Vingt-cinq mille logements inoccupés sur l’île de Montréal. Ce chiffre, révélé par les données du recensement et confirmé par plusieurs analyses municipales, illustre un paradoxe économique troublant : pendant que des milliers de ménages cherchent désespérément un toit abordable, des propriétaires préfèrent maintenir leurs unités vacantes. Cette situation n’est pas le fruit du hasard, mais le résultat prévisible d’une dynamique de marché où la spéculation immobilière devient plus rentable que la simple mise en location. Quand laisser un logement vide rapporte plus qu’y loger quelqu’un, c’est le signe d’un système défaillant qui nécessite une intervention publique ciblée.
Les mécanismes qui encouragent cette inoccupation volontaire sont bien documentés en économie urbaine. Dans un marché en tension comme Montréal, certains propriétaires calculent qu’attendre quelques mois pour obtenir un locataire à loyer élevé ou vendre à meilleur prix compense largement les revenus locatifs perdus. D’autres spéculent sur l’appréciation du capital, sachant que la valeur de leur bien augmente de 8 à 12% annuellement sans même générer de revenus. Pendant ce temps, les coûts d’attente restent dérisoires : l’absence de taxe significative sur la vacance, des taxes foncières calculées sans égard à l’occupation réelle, et une réglementation municipale timide créent un environnement où garder un logement vide devient une stratégie rationnelle pour maximiser le rendement.
Face à ce constat, plusieurs outils existent pour corriger cette distorsion. Vancouver a introduit en 2017 une taxe annuelle de 3% sur la valeur des propriétés vacantes, générant des revenus significatifs tout en incitant fortement à la mise en location : les données montrent une réduction de 25% des logements vacants dans les deux années suivantes. Une régulation plus stricte pourrait également inclure des obligations d’occupation minimale, des amendes progressives, ou des incitatifs fiscaux inversés qui pénalisent l’inaction. Parallèlement, augmenter massivement la construction de logements sociaux et communautaires permettrait de réduire structurellement la pression sur le marché privé. Ces mesures ne sont pas punitives par idéologie, mais répondent à une réalité empirique : quand le marché échoue à remplir sa fonction d’allocation efficace, l’intervention publique devient économiquement justifiée.
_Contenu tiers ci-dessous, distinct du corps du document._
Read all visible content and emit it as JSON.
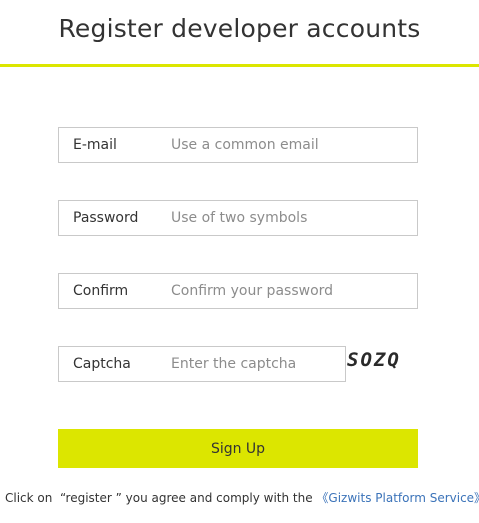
{
  "header": {
    "title": "Register developer accounts",
    "accent_color": "#dce600"
  },
  "form": {
    "email": {
      "label": "E-mail",
      "placeholder": "Use a common email",
      "value": ""
    },
    "password": {
      "label": "Password",
      "placeholder": "Use of two symbols",
      "value": ""
    },
    "confirm": {
      "label": "Confirm",
      "placeholder": "Confirm your password",
      "value": ""
    },
    "captcha": {
      "label": "Captcha",
      "placeholder": "Enter the captcha",
      "value": "",
      "image_text": "SOZQ"
    },
    "submit_label": "Sign Up"
  },
  "agreement": {
    "prefix": "Click on  “register ” you agree and comply with the ",
    "link_text": "《Gizwits Platform Service》",
    "link_color": "#3b73b9"
  }
}
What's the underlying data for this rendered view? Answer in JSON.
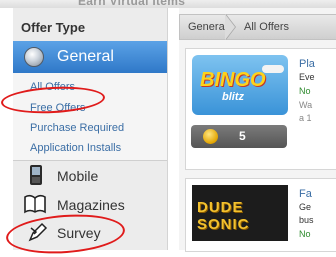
{
  "header": {
    "title": "Earn Virtual Items"
  },
  "sidebar": {
    "title": "Offer Type",
    "active": {
      "label": "General",
      "icon": "globe-icon"
    },
    "sub_items": [
      "All Offers",
      "Free Offers",
      "Purchase Required",
      "Application Installs"
    ],
    "categories": [
      {
        "label": "Mobile",
        "icon": "phone-icon"
      },
      {
        "label": "Magazines",
        "icon": "book-icon"
      },
      {
        "label": "Survey",
        "icon": "pen-icon"
      }
    ]
  },
  "breadcrumb": [
    "General",
    "All Offers"
  ],
  "offers": [
    {
      "image_text": "BINGO",
      "image_subtext": "blitz",
      "title": "Pla",
      "line1": "Eve",
      "line2": "No",
      "line3": "Wa",
      "line4": "a 1",
      "reward": "5"
    },
    {
      "image_text": "DUDE SONIC",
      "title": "Fa",
      "line1": "Ge",
      "line2": "bus",
      "line3": "No"
    }
  ],
  "colors": {
    "accent": "#2f78c8",
    "link": "#3b6ea5",
    "annotation": "#e01b1b",
    "green": "#2e8b2e"
  }
}
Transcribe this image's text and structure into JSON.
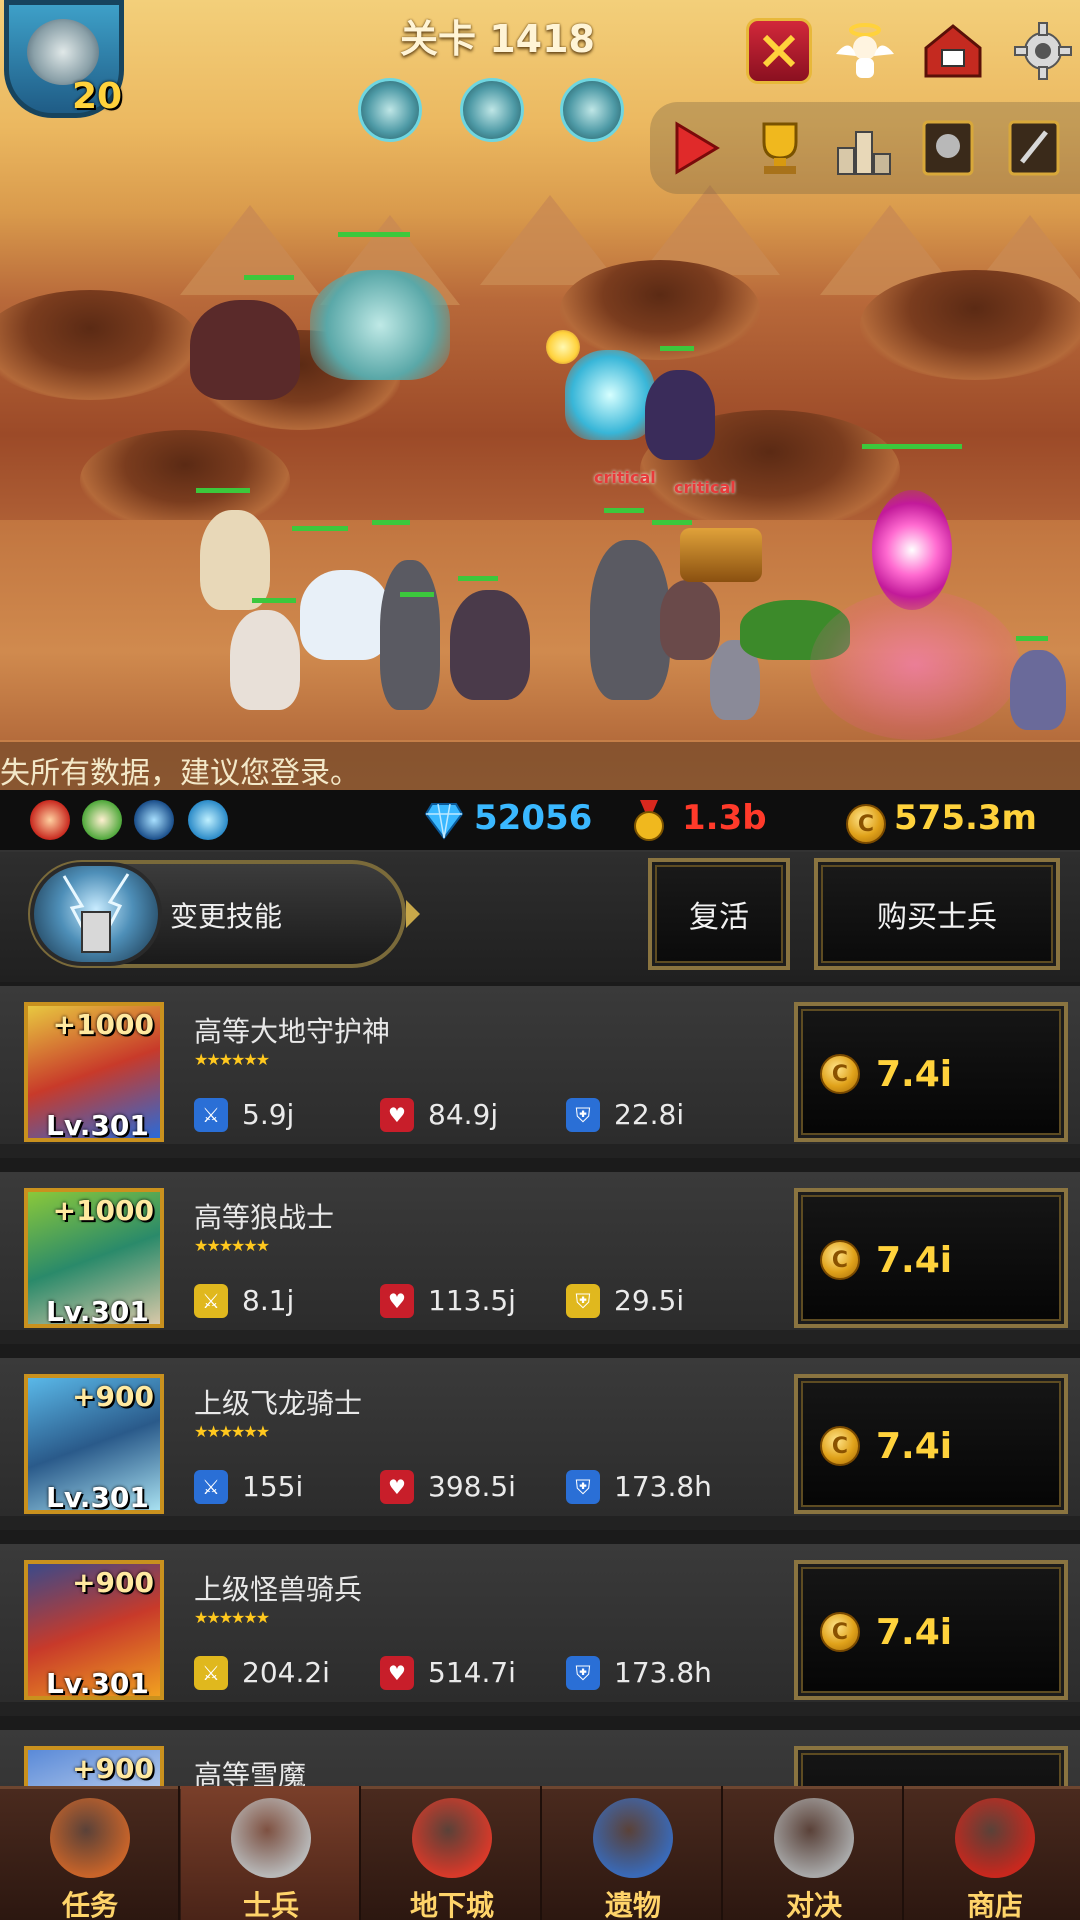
{
  "header": {
    "stage": "关卡 1418",
    "player_level": "20",
    "login_notice": "失所有数据，建议您登录。"
  },
  "top_icons": [
    "guild-shield-icon",
    "angel-icon",
    "mailbox-icon",
    "gear-icon"
  ],
  "tools": [
    "play-icon",
    "trophy-icon",
    "ranking-icon",
    "helmet-book-icon",
    "sword-book-icon"
  ],
  "battle": {
    "critical_1": "critical",
    "critical_2": "critical"
  },
  "resources": {
    "gems": "52056",
    "medals": "1.3b",
    "gold": "575.3m"
  },
  "actions": {
    "change_skill": "变更技能",
    "revive": "复活",
    "buy_soldier": "购买士兵"
  },
  "soldiers": [
    {
      "plus": "+1000",
      "level": "Lv.301",
      "name": "高等大地守护神",
      "stars": "★★★★★★",
      "atk": "5.9j",
      "hp": "84.9j",
      "def": "22.8i",
      "cost": "7.4i",
      "atk_color": "#2a6fd6",
      "def_color": "#2a6fd6"
    },
    {
      "plus": "+1000",
      "level": "Lv.301",
      "name": "高等狼战士",
      "stars": "★★★★★★",
      "atk": "8.1j",
      "hp": "113.5j",
      "def": "29.5i",
      "cost": "7.4i",
      "atk_color": "#e0b81e",
      "def_color": "#e0b81e"
    },
    {
      "plus": "+900",
      "level": "Lv.301",
      "name": "上级飞龙骑士",
      "stars": "★★★★★★",
      "atk": "155i",
      "hp": "398.5i",
      "def": "173.8h",
      "cost": "7.4i",
      "atk_color": "#2a6fd6",
      "def_color": "#2a6fd6"
    },
    {
      "plus": "+900",
      "level": "Lv.301",
      "name": "上级怪兽骑兵",
      "stars": "★★★★★★",
      "atk": "204.2i",
      "hp": "514.7i",
      "def": "173.8h",
      "cost": "7.4i",
      "atk_color": "#e0b81e",
      "def_color": "#2a6fd6"
    },
    {
      "plus": "+900",
      "level": "",
      "name": "高等雪魔",
      "stars": "",
      "atk": "",
      "hp": "",
      "def": "",
      "cost": "",
      "atk_color": "#2a6fd6",
      "def_color": "#2a6fd6"
    }
  ],
  "nav": [
    {
      "label": "任务",
      "icon": "scroll-icon"
    },
    {
      "label": "士兵",
      "icon": "soldier-helmet-icon"
    },
    {
      "label": "地下城",
      "icon": "dungeon-flower-icon"
    },
    {
      "label": "遗物",
      "icon": "orb-icon"
    },
    {
      "label": "对决",
      "icon": "crossed-swords-icon"
    },
    {
      "label": "商店",
      "icon": "shop-icon"
    }
  ]
}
Laisser le marché s’autoréguler dans ce contexte aggrave systématiquement les inégalités. Les ménages à revenus modestes et moyens subissent directement les conséquences de cette rareté artificielle : hausses de loyers dépassant l’inflation, taux d’effort locatif insoutenable (plus de 30% du revenu), déplacements forcés vers la périphérie. Pendant ce temps, les propriétaires d’actifs immobiliers, déjà favorisés par des décennies d’appréciation rapide, consolident leurs gains. Cette dynamique crée un transfert de richesse silencieux mais massif des locataires vers les propriétaires, accentuant la fracture sociale. L’argument selon lequel toute intervention fausserait le marché ignore que l’inaction constitue elle-même un choix politique qui favorise certains acteurs au détriment d’autres.
D’autres villes ont démontré qu’agir est possible sans nuire à l’investissement légitime. Au-delà de Vancouver, Melbourne impose des frais progressifs sur les propriétés vacantes depuis 2018, tandis que plusieurs villes européennes combinent taxes punitives et acquisition publique ciblée des logements chroniquement vides. Ces politiques, évaluées rigoureusement, montrent des résultats tangibles sans effondrement du marché immobilier. À Montréal, l’urgence commande d’abord un recensement précis et transparent des logements vacants, puis l’adoption rapide d’une taxe dissuasive combinée à un programme accéléré de construction sociale. Les données sont claires, les outils existent, et l’inaction coûte chaque jour plus cher aux citoyens les plus vulnérables. Il est temps que les décideurs politiques reconnaissent que protéger le droit au logement exige parfois de contraindre ceux qui le transforment en simple véhicule spéculatif.